As most pro-second referendum MPs accept, if a majority cannot be found in Parliament to extend with a little over 50 days until we leave without a deal, a majority is not going to emerge to put the question back to the country without a major shift from the Tory leadership. “It’s possible, she likes a gamble,” one optimistic MP said. Others now are putting their hopes in the fact that Article 50 can be unilaterally revoked at will.

“I now think if it doesn’t happen it will be because we’re in a panic on 27, 28 March and the politics will have shifted,” one MP told me, “But it feels more likely that we’ll end up voting for a deal.”

There is a great deal of anger among parliamentary supporters of the People’s Vote that junior shadow ministers who abstained have faced no sanction and that junior ministers were reassured by both Lavery and Rayner that they could safely abstain.

But they know full well that none of the 14 Labour MPs who actively rebelled – as opposed to the further 10 who abstained – are Corbynite loyalists or anything like it, and that the path to another referendum runs through a highly implausible path.

But Labour will almost certainly have a softer Brexit position at the next election than the last

This week’s other big legislative event was the passage of the second reading of the immigration bill, which caused consternation in Labourworld after that party announced it would abstain on second reading.

The party had long planned to abstain but when the whip dropped from a three line (must attend) to one-line (attend if you want but it’s no skin off our nose), it alerted MPs and activists that something was up. (When the whip is first presented to MPs, they are simply told whether they need to attend the vote or not, in order for them to manage their diaries: official instructions on how to vote go out nearer the time.)

Labour’s planned abstention was about managing the concerns of a minority of MPs who didn’t want to vote against ending the free movement of people and to extend Article 50 in the same week.
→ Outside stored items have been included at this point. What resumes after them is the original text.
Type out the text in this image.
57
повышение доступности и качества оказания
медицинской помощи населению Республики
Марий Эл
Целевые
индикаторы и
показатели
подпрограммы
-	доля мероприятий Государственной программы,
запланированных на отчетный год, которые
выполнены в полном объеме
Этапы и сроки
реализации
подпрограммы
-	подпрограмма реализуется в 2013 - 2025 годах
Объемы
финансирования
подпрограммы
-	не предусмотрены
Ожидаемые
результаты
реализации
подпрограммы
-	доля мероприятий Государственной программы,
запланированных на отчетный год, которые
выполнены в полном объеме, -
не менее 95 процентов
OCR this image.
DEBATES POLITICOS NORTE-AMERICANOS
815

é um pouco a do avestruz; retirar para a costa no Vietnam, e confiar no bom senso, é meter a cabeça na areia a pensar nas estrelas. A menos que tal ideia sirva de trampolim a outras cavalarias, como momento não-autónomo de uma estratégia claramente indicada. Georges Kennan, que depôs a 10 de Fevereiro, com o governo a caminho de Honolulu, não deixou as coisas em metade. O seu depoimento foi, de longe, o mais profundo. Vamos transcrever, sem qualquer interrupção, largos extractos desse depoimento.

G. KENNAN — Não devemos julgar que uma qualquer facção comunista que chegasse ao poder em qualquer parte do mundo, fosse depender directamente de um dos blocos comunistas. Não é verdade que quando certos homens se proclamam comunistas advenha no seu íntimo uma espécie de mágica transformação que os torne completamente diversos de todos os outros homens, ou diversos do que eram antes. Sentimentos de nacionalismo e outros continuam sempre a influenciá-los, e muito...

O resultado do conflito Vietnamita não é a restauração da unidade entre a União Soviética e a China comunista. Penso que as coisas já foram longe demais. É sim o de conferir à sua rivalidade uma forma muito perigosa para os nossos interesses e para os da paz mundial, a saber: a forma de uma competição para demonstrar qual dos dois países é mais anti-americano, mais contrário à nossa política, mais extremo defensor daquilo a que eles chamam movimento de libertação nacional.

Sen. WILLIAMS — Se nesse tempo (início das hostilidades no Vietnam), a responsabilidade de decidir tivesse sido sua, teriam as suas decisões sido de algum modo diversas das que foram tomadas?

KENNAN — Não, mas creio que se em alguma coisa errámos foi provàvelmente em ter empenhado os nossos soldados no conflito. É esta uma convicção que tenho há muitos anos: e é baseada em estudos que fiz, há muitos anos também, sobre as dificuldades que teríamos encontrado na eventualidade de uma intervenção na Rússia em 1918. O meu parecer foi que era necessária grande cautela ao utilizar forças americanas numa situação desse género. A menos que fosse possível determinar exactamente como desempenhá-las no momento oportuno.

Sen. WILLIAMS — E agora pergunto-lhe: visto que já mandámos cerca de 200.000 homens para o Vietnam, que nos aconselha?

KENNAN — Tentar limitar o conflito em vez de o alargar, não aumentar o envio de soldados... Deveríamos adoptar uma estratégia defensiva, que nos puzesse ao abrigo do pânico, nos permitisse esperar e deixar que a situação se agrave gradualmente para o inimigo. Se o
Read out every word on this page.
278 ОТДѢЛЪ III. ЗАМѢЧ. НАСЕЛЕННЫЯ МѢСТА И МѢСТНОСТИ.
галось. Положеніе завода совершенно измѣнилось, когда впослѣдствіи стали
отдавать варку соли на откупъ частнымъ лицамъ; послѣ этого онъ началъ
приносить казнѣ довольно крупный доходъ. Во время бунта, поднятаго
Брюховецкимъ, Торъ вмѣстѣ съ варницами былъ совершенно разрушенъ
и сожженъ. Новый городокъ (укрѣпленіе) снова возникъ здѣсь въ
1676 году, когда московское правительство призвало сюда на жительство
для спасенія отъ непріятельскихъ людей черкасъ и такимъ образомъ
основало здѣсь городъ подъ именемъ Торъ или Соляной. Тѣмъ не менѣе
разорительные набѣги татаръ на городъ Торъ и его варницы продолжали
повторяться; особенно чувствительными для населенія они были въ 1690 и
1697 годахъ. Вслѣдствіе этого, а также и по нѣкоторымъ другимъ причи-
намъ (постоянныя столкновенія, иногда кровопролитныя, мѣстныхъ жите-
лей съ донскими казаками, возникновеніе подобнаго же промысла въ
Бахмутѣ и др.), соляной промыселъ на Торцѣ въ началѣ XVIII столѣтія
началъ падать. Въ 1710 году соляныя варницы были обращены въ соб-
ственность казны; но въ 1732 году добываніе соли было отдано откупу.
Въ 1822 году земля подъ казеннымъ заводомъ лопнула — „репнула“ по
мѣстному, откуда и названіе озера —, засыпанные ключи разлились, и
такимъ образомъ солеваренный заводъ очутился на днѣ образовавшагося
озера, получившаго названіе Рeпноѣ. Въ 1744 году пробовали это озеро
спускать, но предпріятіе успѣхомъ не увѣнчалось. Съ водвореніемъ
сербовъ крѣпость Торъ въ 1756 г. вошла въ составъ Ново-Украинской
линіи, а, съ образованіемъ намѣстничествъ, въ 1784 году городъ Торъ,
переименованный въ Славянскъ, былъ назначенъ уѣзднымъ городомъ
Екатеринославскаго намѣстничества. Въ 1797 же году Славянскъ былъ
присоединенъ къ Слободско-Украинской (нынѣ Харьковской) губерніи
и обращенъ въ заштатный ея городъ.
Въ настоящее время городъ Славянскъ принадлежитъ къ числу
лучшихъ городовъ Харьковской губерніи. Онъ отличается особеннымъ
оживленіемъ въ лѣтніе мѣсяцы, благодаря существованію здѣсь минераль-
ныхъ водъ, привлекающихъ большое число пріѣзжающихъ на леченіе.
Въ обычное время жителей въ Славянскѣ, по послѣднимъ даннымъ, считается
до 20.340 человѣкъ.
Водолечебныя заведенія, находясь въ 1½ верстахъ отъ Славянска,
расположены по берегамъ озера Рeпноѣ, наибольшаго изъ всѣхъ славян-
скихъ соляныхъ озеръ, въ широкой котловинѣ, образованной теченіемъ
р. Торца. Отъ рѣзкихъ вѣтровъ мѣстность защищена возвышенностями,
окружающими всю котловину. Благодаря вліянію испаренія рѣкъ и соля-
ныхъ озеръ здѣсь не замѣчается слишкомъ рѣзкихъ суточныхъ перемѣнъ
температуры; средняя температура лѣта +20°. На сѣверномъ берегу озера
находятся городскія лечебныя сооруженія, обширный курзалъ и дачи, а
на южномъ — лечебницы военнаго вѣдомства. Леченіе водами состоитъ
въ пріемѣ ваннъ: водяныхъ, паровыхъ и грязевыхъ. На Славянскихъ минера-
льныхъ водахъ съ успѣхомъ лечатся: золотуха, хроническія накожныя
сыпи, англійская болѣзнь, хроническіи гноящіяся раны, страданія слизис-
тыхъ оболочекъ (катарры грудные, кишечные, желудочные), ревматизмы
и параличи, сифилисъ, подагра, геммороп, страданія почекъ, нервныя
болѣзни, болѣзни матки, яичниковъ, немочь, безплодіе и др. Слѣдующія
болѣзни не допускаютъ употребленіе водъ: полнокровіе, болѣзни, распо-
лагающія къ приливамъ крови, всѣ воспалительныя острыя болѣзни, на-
But it fell apart thanks to the opposition of the majority of the parliamentary Labour party and the Labour membership.

That’s significant for two reasons: it shows that in the event that a genuine majority can be found for a second referendum and a real groundswell behind a second vote generated in the Labour party grassroots (as opposed to the grudging “well, okay then” sentiment that it currently attracts) then there is no real prospect of the Labour leadership being able to resist that.

The problem though is there seems to be little to no prospect of that happening. But it is significant in that I think it will be difficult to clear a party programme that ends free movement past the Labour party membership at the next election, who will have an increased role in setting party policy if the next contest occurs after the party’s democracy review has been implemented. That, in turn, means that Labour will be committed to a significantly softer Brexit position than the one it ran on in 2017, when it pledged to end free movement.